Some mistakes should NEVER happen if the surgical team follows the rules.
People have thousands of surgerical procedures in Connecticut hospitals each year. Most of those surgeries go as planned. But sometimes complications arise. Sometimes mistakes are made, such as nicking an artery or organ or misjudging anesthesia. Even a minor surgery error can have dire consequences.
In the medical community, certain errors are referred to as “never events” because they should NEVER happen if surgeons and support staff adhere to protocol. One example is operating on the wrong part of the body. In the legal community, these inexcusable errors have another name – medical malpractice.
What are the ‘never events’ in surgery?
Simply put, never events are surgical mistakes that should not happen. Ever. When they do, it is a sign of larger patient safety concerns. It means one or more medical professionals bypassed the checks and balances that are in place to prevent such mistakes.
The following are considered never events in surgery:
- Wrong site — Operating on the wrong side (right leg vs. left leg), the wrong body part (removing a healthy organ instead of the diseased one), or the wrong location (upper spine instead of lower spine)
- Wrong procedure — Performing the wrong operation (e.g., patient was supposed to have hernia repair, but spleen was removed)
- Wrong patient – Performing the scheduled procedure on the wrong person because of similar names or other mix-up
Fortunately, these errors are not common – less than one per 100,000 operating room procedures. Yet with 53 million surgeries in the U.S. each year, that still means that more than 500 patients wake up from surgery to learn their doctors have ruined their lives forever. The number is surely higher if never events in outpatient surgery and nonsurgical never events (such as wrong medication) are counted.
If it’s a ‘never’ event, how does it keep happening?
All hospitals have safety protocols in place to prevent wrong-site, wrong-procedure and wrong-patient errors. For example, the surgical site may be marked in indelible ink. In the pre-surgical consultation, the patient verifies that it is the correct site and initials it. A nurse double-checks the chart and asks the patient to give their name and the reason for surgery. The anesthesiologist also confirms. And so on.
Just like a rocket launch, there are multiple checkpoints and multiple personnel who must give the affirmative. But then the unspeakable happens, and the investigation reveals where it all went wrong. Maybe “X” marked the spot that was NOT to be operated on. Maybe the patient was already groggy from anesthetic when asked to sign off. Maybe somebody checked a box without actually checking the patient or the chart. And so on.
It’s the textbook definition of medical malpractice
No amount of money can make up for losing a healthy limb or organ, or the ordeal of having to undergo more surgery to mitigate the damage, or the profound loss of a loved one due to preventable medical error. Never events are not “honest mistakes.” They are almost always medical malpractice. Someone didn’t do their job.
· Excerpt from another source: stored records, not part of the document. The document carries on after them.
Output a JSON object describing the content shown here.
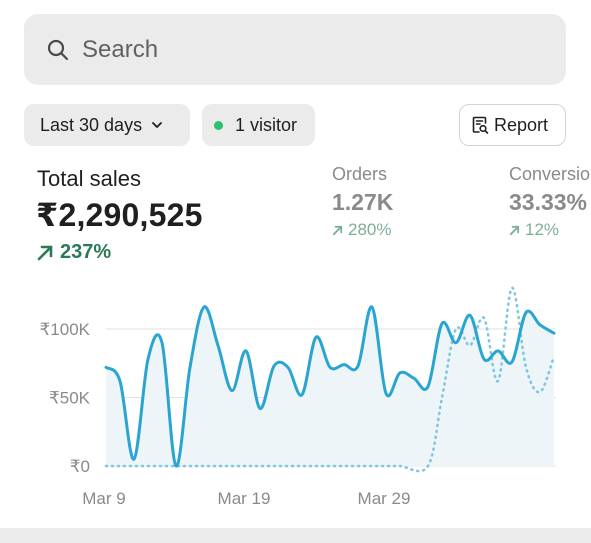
{
  "search": {
    "placeholder": "Search"
  },
  "filters": {
    "date_range": "Last 30 days",
    "visitors": "1 visitor",
    "report_label": "Report"
  },
  "metrics": {
    "total_sales": {
      "label": "Total sales",
      "value": "₹2,290,525",
      "change": "237%"
    },
    "orders": {
      "label": "Orders",
      "value": "1.27K",
      "change": "280%"
    },
    "conversion": {
      "label": "Conversio",
      "value": "33.33%",
      "change": "12%"
    }
  },
  "colors": {
    "current_line": "#2aa4d0",
    "previous_line": "#7fc7df",
    "trend_green": "#2a7a55",
    "visitor_dot": "#29c26e"
  },
  "chart_data": {
    "type": "line",
    "x_tick_labels": [
      "Mar 9",
      "Mar 19",
      "Mar 29"
    ],
    "y_tick_labels": [
      "₹100K",
      "₹50K",
      "₹0"
    ],
    "ylim": [
      0,
      100000
    ],
    "grid": true,
    "legend": "none",
    "series": [
      {
        "style": "solid",
        "x": [
          0,
          1,
          2,
          3,
          4,
          5,
          6,
          7,
          8,
          9,
          10,
          11,
          12,
          13,
          14,
          15,
          16,
          17,
          18,
          19,
          20,
          21,
          22,
          23,
          24,
          25,
          26,
          27,
          28,
          29,
          30,
          31,
          32
        ],
        "values": [
          72000,
          62000,
          5000,
          78000,
          90000,
          0,
          72000,
          116000,
          88000,
          55000,
          84000,
          42000,
          73000,
          72000,
          52000,
          94000,
          72000,
          74000,
          73000,
          116000,
          53000,
          68000,
          64000,
          58000,
          104000,
          90000,
          110000,
          78000,
          84000,
          76000,
          112000,
          103000,
          97000
        ]
      },
      {
        "style": "dotted",
        "x": [
          0,
          5,
          10,
          15,
          20,
          21,
          23,
          24,
          25,
          26,
          27,
          28,
          29,
          30,
          31,
          32
        ],
        "values": [
          0,
          0,
          0,
          0,
          0,
          0,
          0,
          50000,
          100000,
          88000,
          108000,
          62000,
          130000,
          72000,
          54000,
          80000
        ]
      }
    ]
  }
}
If you were the victim of a never event – or the victim of other medical negligence that is less clear-cut — you retain the right to file a medical malpractice claim against the medical facility, the surgeon and others who might have played a part in your situation. An attorney will investigate the medical charts from the very first doctor visit and the circumstances surrounding the incident. If there are indications of malpractice, the attorney will file a civil lawsuit to preserve your rights. A successfully litigated claim could provide you with the compensation you need for medical care, lost wages and other damages to which you might be entitled for the injuries you suffered.
In additional to any monetary judgment you might receive, a lawsuit could prompt necessary changes that could prevent another family from going through what you went through.